Without wading too much further into complex legal waters, it also strikes us that Trump’s main argument here is as an employee of the federal government, he’s entitled to the protections offered to any employee of the federal government when acting in an official capacity. Since he called his accuser a “liar” while he was acting in his official capacity as President.

But so much of Trump’s naked corruption of federal law—including the Constitution sometimes—to suit his needs, is based on the express argument that Trump isn’t a government employee, and shouldn’t be treated as such by the Justice Department or the courts, because he actually is the full, unitary embodiment of the Executive Branch. In fact, a memo describing that theory is how Attorney General Bill Barr caught Trump’s eye and got himself hired.

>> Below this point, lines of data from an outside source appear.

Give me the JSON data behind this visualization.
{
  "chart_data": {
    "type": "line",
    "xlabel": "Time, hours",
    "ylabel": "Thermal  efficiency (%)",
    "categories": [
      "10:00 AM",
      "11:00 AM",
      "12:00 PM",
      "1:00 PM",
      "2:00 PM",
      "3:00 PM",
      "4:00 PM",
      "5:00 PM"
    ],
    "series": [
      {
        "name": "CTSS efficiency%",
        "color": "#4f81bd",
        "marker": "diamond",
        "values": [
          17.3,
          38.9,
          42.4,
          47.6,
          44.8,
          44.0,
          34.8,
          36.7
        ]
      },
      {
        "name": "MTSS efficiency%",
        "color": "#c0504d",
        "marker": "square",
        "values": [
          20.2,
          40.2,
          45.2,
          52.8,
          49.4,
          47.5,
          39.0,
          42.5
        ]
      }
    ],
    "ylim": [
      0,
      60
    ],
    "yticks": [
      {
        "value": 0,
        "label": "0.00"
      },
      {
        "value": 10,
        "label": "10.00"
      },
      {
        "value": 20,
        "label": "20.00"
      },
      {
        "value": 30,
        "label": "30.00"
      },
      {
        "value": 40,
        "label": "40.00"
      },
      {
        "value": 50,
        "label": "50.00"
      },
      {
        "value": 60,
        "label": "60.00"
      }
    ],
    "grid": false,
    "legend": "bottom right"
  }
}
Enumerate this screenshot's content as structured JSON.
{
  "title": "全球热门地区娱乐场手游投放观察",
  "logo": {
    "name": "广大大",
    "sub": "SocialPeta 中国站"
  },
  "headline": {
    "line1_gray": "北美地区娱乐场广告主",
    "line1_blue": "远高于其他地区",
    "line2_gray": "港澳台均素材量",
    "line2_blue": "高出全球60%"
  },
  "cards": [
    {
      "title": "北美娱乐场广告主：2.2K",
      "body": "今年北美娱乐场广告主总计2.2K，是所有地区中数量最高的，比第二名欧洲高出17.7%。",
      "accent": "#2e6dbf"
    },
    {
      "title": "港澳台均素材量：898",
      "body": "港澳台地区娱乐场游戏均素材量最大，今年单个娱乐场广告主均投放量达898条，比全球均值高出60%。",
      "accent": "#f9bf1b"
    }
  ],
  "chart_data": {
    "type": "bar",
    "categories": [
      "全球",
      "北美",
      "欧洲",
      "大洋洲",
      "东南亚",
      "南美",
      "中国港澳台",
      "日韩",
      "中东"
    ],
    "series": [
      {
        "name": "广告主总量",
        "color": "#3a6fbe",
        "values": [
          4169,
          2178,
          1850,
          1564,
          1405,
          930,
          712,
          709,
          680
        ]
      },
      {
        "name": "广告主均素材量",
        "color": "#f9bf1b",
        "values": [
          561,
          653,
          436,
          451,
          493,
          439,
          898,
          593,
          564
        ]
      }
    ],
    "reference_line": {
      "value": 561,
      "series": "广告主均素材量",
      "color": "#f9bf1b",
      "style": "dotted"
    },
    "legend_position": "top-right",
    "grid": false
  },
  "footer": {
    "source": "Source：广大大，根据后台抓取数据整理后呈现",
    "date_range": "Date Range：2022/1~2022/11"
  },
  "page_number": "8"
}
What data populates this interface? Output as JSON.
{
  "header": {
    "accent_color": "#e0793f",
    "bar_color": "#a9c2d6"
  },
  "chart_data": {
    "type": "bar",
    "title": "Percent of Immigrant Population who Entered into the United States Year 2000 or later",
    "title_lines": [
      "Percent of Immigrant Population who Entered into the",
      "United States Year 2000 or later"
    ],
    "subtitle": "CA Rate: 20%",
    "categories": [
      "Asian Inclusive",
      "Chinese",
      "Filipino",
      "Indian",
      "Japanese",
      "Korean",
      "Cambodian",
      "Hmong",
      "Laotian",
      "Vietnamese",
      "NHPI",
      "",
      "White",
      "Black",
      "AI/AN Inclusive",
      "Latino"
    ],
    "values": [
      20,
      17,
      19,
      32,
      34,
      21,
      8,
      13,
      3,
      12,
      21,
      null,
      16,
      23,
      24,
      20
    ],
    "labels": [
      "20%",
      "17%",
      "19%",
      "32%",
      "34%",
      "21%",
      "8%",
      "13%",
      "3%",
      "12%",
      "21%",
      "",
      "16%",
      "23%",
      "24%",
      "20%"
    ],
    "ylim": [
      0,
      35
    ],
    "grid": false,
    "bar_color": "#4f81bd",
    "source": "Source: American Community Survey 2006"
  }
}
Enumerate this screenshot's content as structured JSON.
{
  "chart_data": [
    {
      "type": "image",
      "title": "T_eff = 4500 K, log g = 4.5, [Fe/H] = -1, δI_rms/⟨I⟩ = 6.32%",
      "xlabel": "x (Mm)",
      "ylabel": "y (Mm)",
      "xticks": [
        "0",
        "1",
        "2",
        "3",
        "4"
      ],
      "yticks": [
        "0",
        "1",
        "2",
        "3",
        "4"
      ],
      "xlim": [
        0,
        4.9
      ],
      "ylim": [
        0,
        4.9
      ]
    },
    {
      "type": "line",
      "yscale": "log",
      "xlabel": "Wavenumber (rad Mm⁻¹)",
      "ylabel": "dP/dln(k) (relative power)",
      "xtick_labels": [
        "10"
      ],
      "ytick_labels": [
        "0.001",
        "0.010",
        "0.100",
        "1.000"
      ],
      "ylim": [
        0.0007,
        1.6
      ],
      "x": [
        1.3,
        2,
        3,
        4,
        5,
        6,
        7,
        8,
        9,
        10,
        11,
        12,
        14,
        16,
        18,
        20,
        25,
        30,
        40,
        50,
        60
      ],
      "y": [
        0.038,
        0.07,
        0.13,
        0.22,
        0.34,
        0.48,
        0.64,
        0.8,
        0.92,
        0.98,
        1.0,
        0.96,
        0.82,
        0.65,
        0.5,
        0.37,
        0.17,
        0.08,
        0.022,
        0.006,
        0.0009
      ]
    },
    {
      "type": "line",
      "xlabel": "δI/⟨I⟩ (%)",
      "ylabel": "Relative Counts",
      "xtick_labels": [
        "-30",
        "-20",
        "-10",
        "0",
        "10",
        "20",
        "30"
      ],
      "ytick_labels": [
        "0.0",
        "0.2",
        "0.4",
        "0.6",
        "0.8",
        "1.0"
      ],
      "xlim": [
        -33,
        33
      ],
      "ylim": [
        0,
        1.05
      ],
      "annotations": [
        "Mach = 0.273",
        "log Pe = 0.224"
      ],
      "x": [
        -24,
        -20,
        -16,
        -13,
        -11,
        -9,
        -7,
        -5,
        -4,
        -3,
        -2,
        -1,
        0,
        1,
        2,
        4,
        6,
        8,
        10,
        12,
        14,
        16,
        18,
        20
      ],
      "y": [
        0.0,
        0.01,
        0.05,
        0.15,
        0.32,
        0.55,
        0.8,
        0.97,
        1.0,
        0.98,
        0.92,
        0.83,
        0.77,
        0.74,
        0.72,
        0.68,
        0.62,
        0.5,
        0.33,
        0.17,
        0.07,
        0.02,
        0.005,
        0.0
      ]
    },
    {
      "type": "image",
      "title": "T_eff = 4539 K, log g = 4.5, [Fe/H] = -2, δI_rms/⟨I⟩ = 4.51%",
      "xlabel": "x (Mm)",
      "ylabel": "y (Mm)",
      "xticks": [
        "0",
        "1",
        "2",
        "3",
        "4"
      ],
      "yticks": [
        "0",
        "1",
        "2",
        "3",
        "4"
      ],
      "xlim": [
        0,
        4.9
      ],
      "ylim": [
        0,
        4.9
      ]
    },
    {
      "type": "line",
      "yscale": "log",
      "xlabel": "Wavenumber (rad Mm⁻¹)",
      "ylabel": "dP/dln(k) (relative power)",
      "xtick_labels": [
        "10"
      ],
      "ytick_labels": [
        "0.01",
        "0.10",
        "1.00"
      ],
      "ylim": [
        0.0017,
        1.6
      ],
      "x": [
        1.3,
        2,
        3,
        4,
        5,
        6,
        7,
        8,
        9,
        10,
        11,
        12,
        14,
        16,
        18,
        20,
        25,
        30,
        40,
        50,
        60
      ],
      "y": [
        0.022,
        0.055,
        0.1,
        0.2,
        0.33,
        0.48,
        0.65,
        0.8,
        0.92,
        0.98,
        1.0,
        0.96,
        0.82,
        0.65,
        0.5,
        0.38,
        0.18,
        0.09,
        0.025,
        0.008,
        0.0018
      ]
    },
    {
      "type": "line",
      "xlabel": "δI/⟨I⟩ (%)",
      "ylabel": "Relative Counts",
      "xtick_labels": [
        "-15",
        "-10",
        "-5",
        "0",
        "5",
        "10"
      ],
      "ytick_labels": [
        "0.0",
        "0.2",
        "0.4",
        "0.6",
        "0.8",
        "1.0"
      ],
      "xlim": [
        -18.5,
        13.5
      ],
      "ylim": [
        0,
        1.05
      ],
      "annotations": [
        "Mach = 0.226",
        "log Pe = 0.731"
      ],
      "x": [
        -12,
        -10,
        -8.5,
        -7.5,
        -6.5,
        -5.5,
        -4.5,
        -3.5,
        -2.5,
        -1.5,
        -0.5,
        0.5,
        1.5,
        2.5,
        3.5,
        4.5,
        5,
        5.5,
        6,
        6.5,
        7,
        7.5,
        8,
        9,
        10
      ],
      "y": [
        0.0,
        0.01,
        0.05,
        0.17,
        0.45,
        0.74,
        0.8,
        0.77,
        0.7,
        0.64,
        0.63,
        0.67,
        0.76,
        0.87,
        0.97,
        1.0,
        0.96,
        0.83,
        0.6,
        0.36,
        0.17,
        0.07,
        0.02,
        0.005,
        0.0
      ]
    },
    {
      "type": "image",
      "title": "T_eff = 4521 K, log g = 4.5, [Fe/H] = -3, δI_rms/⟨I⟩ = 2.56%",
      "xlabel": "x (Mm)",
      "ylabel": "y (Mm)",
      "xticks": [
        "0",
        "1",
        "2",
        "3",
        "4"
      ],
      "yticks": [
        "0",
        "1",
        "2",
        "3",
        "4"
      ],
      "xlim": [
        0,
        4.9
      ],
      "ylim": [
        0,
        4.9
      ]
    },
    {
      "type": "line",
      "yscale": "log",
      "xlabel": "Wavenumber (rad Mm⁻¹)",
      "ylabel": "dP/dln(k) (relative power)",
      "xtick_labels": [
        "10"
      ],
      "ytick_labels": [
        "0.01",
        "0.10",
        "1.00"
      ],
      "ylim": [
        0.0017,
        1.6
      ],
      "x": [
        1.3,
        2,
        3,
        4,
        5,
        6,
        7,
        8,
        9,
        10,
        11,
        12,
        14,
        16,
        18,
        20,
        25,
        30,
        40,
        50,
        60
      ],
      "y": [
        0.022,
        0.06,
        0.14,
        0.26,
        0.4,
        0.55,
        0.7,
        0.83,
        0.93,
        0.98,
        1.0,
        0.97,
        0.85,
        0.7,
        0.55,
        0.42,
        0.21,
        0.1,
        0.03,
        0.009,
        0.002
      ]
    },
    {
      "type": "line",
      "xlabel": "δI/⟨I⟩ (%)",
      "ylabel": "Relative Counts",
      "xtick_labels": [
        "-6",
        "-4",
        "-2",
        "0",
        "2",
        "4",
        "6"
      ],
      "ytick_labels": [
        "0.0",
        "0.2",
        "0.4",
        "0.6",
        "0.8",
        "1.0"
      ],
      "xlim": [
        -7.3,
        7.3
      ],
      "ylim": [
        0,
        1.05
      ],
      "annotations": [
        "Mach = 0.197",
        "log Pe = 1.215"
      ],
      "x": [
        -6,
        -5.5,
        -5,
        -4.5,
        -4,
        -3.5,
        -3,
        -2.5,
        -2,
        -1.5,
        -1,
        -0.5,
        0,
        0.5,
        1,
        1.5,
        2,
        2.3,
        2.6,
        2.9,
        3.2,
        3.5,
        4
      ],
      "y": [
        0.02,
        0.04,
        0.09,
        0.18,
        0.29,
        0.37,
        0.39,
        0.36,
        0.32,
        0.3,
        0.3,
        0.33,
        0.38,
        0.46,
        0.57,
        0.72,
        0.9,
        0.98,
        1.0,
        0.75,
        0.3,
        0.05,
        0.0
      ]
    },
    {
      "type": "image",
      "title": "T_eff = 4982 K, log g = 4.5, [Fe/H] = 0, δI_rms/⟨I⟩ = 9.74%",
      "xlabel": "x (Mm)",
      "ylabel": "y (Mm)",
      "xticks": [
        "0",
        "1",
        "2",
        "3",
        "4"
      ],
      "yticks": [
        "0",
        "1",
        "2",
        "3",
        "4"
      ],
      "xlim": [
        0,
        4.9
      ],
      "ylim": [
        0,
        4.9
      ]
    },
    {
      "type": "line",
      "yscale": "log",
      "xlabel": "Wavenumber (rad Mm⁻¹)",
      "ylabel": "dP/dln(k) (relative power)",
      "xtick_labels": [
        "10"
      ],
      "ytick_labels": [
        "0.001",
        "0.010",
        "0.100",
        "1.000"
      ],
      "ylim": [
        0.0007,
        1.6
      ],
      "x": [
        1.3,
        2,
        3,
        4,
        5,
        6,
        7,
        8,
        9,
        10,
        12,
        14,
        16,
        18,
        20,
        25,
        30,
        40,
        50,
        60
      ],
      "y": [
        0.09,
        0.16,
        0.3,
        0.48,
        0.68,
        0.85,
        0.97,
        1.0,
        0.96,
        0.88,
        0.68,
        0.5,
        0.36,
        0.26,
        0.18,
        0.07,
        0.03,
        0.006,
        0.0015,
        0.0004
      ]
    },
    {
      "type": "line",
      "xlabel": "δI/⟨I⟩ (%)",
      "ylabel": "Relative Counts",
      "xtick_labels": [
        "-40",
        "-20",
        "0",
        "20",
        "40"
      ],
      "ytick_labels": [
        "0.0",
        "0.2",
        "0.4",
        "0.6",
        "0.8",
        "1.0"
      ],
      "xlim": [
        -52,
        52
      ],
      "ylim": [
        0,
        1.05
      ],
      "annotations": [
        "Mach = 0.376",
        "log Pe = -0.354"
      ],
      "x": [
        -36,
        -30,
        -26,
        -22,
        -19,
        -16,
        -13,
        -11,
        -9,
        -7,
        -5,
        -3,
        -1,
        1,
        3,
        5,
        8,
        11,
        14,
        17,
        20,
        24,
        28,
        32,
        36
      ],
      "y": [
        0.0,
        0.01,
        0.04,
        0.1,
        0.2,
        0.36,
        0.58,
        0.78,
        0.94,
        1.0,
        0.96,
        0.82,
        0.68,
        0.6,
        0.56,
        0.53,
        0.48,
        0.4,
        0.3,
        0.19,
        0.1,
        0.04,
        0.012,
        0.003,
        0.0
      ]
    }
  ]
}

But will even this latest and plain egregious example of corruption change anyone’s mind about voting for Trump? Or is Biden still the dangerous one? Or rather, the shadowy people lurking behind Biden? Like Kamala Harris of whom Trump said at a rally Tuesday: “She could never be the first woman President. She could never be. That would be an insult to our country”? Or maybe Trump’s continuous exploitation of legal loopholes will be taken as signs he’s really clever? Then again, this all resurfaces the original rape accusation; although it hasn’t seemed to hurt him yet, might it now?